If you change something, does something worse take its place? Or does it all change for the better? (Thanks to DuskDevi)

When I conceived of my time travel post I thought of the many possibilities of changing history, but didn’t really focus on them as I wanted to keep it a little more ‘light fantastical’. I mean, how cool is time travel? I wanted people’s imaginations to take them on whatever journey they desired, to whatever time they wanted to visit. But the idea that you could make a major historical change did come into the equation, as did the question about whether changing one event could actually make life better or worse. Now, combine all of this and you go beyond time travel for time travel’s sake.

You get to change the course of history.

When Luke decided to save Jesus, the first thing I did was imagine a world without Catholicism. My siblings and I spent our entire primary and secondary education being schooled by nuns and priests. My entire educational background would have been wiped out by this one choice. Not to mention that, with millions of Christians around the world, their whole belief system would be null and void. It would never have existed in the first place. Or would it? Was it more than his death on the cross that made Christianity. At the very least, Christianity, its icons and its symbolism, would look vastly different.

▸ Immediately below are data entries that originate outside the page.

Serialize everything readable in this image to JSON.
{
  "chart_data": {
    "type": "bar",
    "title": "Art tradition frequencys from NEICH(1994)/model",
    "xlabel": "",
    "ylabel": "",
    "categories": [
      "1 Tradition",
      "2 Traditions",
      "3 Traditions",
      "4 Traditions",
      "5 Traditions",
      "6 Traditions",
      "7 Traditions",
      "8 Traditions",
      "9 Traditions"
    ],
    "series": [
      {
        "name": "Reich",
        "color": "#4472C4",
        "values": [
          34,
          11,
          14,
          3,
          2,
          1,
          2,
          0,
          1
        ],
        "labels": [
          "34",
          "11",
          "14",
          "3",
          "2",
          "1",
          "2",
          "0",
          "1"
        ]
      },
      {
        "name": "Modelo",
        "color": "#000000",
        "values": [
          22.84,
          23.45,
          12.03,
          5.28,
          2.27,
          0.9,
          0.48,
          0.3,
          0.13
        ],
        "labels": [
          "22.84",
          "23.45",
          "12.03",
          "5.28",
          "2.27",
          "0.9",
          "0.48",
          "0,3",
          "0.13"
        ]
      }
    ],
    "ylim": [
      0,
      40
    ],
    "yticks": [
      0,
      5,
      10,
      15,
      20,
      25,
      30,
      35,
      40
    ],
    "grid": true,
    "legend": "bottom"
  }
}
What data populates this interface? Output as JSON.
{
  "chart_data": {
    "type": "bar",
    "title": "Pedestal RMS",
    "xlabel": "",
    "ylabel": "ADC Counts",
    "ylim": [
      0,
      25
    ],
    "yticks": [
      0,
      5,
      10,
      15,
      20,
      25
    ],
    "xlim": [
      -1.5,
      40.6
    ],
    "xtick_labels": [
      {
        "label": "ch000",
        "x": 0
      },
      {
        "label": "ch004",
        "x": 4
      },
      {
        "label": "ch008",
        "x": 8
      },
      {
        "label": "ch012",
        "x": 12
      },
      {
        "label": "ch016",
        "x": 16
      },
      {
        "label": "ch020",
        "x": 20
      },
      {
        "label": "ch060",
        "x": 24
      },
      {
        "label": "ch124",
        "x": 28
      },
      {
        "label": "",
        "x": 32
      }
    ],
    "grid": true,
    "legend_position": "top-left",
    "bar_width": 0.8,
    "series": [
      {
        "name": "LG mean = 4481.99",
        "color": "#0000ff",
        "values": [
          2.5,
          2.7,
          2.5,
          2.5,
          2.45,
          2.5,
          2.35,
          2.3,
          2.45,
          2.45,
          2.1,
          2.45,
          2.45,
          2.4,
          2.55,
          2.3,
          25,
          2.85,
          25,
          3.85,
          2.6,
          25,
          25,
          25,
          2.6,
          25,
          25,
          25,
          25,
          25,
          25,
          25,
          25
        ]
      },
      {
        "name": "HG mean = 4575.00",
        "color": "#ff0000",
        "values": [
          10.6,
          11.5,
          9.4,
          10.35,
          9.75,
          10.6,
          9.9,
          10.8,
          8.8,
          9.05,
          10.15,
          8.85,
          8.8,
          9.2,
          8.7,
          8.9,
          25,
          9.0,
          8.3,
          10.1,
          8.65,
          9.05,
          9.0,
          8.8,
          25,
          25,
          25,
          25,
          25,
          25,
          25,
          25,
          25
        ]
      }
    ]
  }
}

With DuskDevi’s response on both a global and personal scale, I wondered what it would be like to have the two people I have loved who have taken their own lives still in my life. Could I have saved them? Would it be better to still have them around? Would that one intervention have turned their lives around or would it have prolonged their suffering?

So taking into account the incredible social, religious and personal impacts changing history would bring about, what would I change?

My first impulse was to stop Hitler. But going beyond the simple question of what would I change, I had to ask myself how I would change this event? And what do I imagine the consequences will be? The first question was easy: I’d prevent him being born, most likely by preventing his parents from meeting in the first place. Once he was born, the implications of taking out another human being were too much for me, so prevention was my only solution.

But by preventing Hitler, am I paving the way for a far worse evil to take power? Or am I opening the way for a more enlightened and less brutal regime to take power? I believe that the state of the world at that stage was the deciding factor and by taking Hitler out, I would most likely be making a space for another psychopath to fill. Depressing? Pessimistic? Definitely. But I also think it’s quite realistic.

Would I still do it? Yes. I’d take the chance. "Most likely" and "definitely" are worlds apart in their implications.

This is a much more difficult question than simply time travelling for the heck of it, which is just plain fun. I found this to be quite a confronting concept and one that, for me, even though I made the call in the end, has no simple answer.